Yesterday Hockey went further, not merely failing to mention the events of 2008-09 at all — the government’s stimulus programs were instead “the greatest waste of taxpayers’ money in modern Australian history” — but offering an alternative account in which it was the Howard government that had handled the real economic crises. Hockey dwelt at length on the Asian financial crisis, then threw in the tech wreck (“which led to a near-recession in the developed world”) and the drought as evidence that the Howard government was the real economic crisis manager. “We guided Australia through those difficult episodes with a sure hand and sound policies that were consistent.”

One hopes Hockey doesn’t seriously believe that the Asian financial crisis is comparable to the events of 2008-09, that financial crises in Thailand, Indonesia, Malaysia and Korea, and subsequent crises in Russia and Brazil, were equivalent to the systemic threats in the very heart of modern capitalism. Surely he doesn’t think, say, that the bailout of Long Term Capital Management was comparable to the bailouts of Bear Stearns, Goldman Sachs, Morgan Stanley, Citigroup, AIG, Bank of America and the collapse of Lehman Brothers or the dispatch of Merrill Lynch. One hopes he doesn’t seriously think the “near recession” after the tech wreck was comparable to the recession across Europe and the United States that is still unfolding years later.

The Asian financial crisis did set in train events that demanded careful management from the Howard government, but they were foreign policy challenges: the collapse of the Soeharto government and the ensuing events in East Timor. The real economic achievement was Peter Costello’s efforts to sow the seeds of what later became the G20 — and his entirely justified criticisms of the IMF at the time.

Like Abbott last week, Hockey spent far longer detailing the economic achievements of the Howard government (it’s always the Howard government — Costello is never mentioned) than addressing contemporary economic challenges. He even claimed Fitch’s AAA rating in November for the Howard government — “the AAA rating … is built on our efforts, it is built on our surpluses, it is built on our Future Fund” — as a sort of belated economic gong, inconveniently awarded to the Coalition four years late, but their’s nonetheless.

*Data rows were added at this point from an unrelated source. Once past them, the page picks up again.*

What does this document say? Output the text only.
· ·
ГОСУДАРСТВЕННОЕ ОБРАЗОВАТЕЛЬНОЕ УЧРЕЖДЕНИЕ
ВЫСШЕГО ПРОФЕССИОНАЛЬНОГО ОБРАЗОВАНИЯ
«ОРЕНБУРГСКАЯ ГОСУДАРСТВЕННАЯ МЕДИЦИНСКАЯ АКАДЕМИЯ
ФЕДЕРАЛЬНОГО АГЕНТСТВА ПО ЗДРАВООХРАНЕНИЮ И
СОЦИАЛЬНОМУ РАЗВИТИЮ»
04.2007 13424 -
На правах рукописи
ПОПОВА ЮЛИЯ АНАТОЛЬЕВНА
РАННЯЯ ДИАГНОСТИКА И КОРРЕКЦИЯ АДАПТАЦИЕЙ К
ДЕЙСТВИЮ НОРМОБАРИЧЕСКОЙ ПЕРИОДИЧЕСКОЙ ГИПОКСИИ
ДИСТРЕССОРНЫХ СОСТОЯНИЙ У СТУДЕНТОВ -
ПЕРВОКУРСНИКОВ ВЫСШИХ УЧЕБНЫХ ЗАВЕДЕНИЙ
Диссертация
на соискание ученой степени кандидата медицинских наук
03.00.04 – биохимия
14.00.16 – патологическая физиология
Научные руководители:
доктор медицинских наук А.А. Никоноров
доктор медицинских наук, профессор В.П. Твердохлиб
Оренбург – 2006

If all this was a cover for a real economic agenda, you wouldn’t worry. But Hockey showed no interest in grappling with the most significant challenges facing the economy. What does the Coalition want to do about a persistently high dollar? The government has nailed its populist colours to the mast — it is now talking about intervening more and more to prop up dying manufacturing sectors such as the aluminium smelting industry, which employs a tiny number of Australians, sucks up hundreds of millions of dollars in subsidies a year and spews out 6% of our entire greenhouse emissions. The opposition, until recently making all sorts of similar noises, now appears betwixt and between, willing to continue current levels of protection but silent on where to go beyond that. What would they do if a real disaster did unfold in Europe, sending world financial markets into a deep freeze? Are they content to let monetary policy do the heavy lifting of stimulus?

And then there’s the real question that faces Labor and the Coalition and which, reading Wayne Swan’s statement, is an emerging concern of the government: what happens if there isn’t a disaster in Europe, but it merely drags along the bottom for another two years or more, tortured by uncertainty and the impact of the Axis of Austerity’s fiscal hairshirt, subduing global growth, keeping the Aussie dollar high and putting significant pressure on government revenues here? What’s the Coalition’s fiscal plan in an environment where not merely can they not return to the easy years of the pre-GFC era, but they face much lower revenue growth for years to come? Where are those “aspirational” tax cuts and big spending health programs in such a world?

The evidence they’re doing any thinking about this is thin on the ground. Instead, they want us all to bathe in the warm glow of nostalgianomics.